Brad DeLong reflects thoughtfully on the differences between classical Greeks and modern liberals in their views about war. Given the choice among the honorable but unstrategic Hector, the skilled but slaughter-mad Achilles, and the wily Odysseus, Brad opts for Odysseus, though with reservations.

I see his point: Odysseus is committed to what Sheldon Wolin (writing about Machiavelli) called "the economy of violence": i.e., shedding as little blood as possible given the situation. That's an improvement compared to Achilles, or Agamemnon for that matter.

Still, as a hero for liberals Odysseus just won't do.

The Odysseus who fights before Troy isn't nearly as nice as the charming hero of the Odyssey, courageous in the face of long suffering and devoted to the wife and child he hasn't seen for twenty years. Odysseus in the Odyssey is resourceful, but he keeps his resourcefulness within decent limits: he'd rather starve than eat the cattle of Helios (Odyssey, V). He seems to have learned, somewhere in the course of his wanderings, that there are some things you just can't get away with.

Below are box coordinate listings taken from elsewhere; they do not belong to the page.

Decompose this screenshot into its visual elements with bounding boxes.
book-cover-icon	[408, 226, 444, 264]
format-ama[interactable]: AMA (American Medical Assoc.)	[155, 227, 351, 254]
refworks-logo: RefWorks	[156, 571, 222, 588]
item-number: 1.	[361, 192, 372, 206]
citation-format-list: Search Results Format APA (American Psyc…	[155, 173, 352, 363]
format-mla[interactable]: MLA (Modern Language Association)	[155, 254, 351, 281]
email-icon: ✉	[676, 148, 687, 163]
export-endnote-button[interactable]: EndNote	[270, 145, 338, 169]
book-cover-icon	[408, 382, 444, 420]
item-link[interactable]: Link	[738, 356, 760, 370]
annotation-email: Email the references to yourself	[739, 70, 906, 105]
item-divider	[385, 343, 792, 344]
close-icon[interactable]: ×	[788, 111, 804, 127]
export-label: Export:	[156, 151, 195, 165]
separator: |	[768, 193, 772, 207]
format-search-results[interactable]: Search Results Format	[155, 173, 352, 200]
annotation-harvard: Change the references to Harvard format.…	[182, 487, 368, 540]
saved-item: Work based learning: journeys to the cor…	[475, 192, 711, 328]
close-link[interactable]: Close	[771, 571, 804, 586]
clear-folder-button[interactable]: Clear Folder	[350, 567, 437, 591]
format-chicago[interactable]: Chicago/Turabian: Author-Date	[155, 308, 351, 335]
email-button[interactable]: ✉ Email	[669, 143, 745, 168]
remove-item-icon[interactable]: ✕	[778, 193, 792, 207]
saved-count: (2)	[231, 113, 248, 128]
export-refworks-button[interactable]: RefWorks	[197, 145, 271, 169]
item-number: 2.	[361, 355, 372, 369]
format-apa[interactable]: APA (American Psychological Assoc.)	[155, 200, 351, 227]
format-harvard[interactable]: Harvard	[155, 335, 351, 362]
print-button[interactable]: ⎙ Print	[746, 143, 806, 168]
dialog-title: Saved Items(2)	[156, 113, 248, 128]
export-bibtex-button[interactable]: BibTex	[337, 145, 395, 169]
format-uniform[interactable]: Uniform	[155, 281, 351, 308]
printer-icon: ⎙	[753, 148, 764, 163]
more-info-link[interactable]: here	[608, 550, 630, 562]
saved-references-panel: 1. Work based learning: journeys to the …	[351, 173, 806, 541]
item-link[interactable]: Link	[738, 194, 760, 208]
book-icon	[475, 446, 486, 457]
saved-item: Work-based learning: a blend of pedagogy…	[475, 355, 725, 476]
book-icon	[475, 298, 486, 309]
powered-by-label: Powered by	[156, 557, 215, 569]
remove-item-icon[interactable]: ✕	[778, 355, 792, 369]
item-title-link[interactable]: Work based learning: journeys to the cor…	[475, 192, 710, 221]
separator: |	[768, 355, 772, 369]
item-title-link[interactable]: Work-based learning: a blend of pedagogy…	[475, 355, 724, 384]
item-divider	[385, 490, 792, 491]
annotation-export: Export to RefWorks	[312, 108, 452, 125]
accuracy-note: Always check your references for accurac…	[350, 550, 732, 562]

The Trojan War Odysseus knows no such limits. Having unsuccessfully feigned madness to duck out of his commitment to fight, he:

-- uses poisoned arrows (or so Athena tells Telemachus in Odyssey I, 350);

-- promises to spare the captive Dolon in return for information, stands by while his confederate Diomedes kills the prisoner, and then piously dedicates some of what he and Diomedes loot from the corpse as an offering to Athena (Iliad X, 330-405);

-- and, of course, comes up with the idea of the Trojan Horse, combining treachery (a false peace agreement) and blasphemy (the horse is sacred to Poseidon, and the wooden horse was presented as an sacrificial offering).

So the wily Odysseus is both a coward and a war criminal.

Yes, different cultures have different standards, and the Homeric ethos admired successful deceit more than we moderns do. But Odysseus isn't just a scoundrel by our standards; he's a scoundrel by those of his own time. As Athena says to Telemachus, the first person Odysseus went to for the arrow poison wouldn't give it to him, "because he feared the gods." (On one interpretation, Odysseuss's sufferings in the Odyssey represent the expiation of his earlier wrongdoing and can be seen as the cause of his moral regeneration.)

So liberals can't justly lay claim to Odysseus: he is the lawful property of the terrorists and the scoundrels who write memos justifying torture.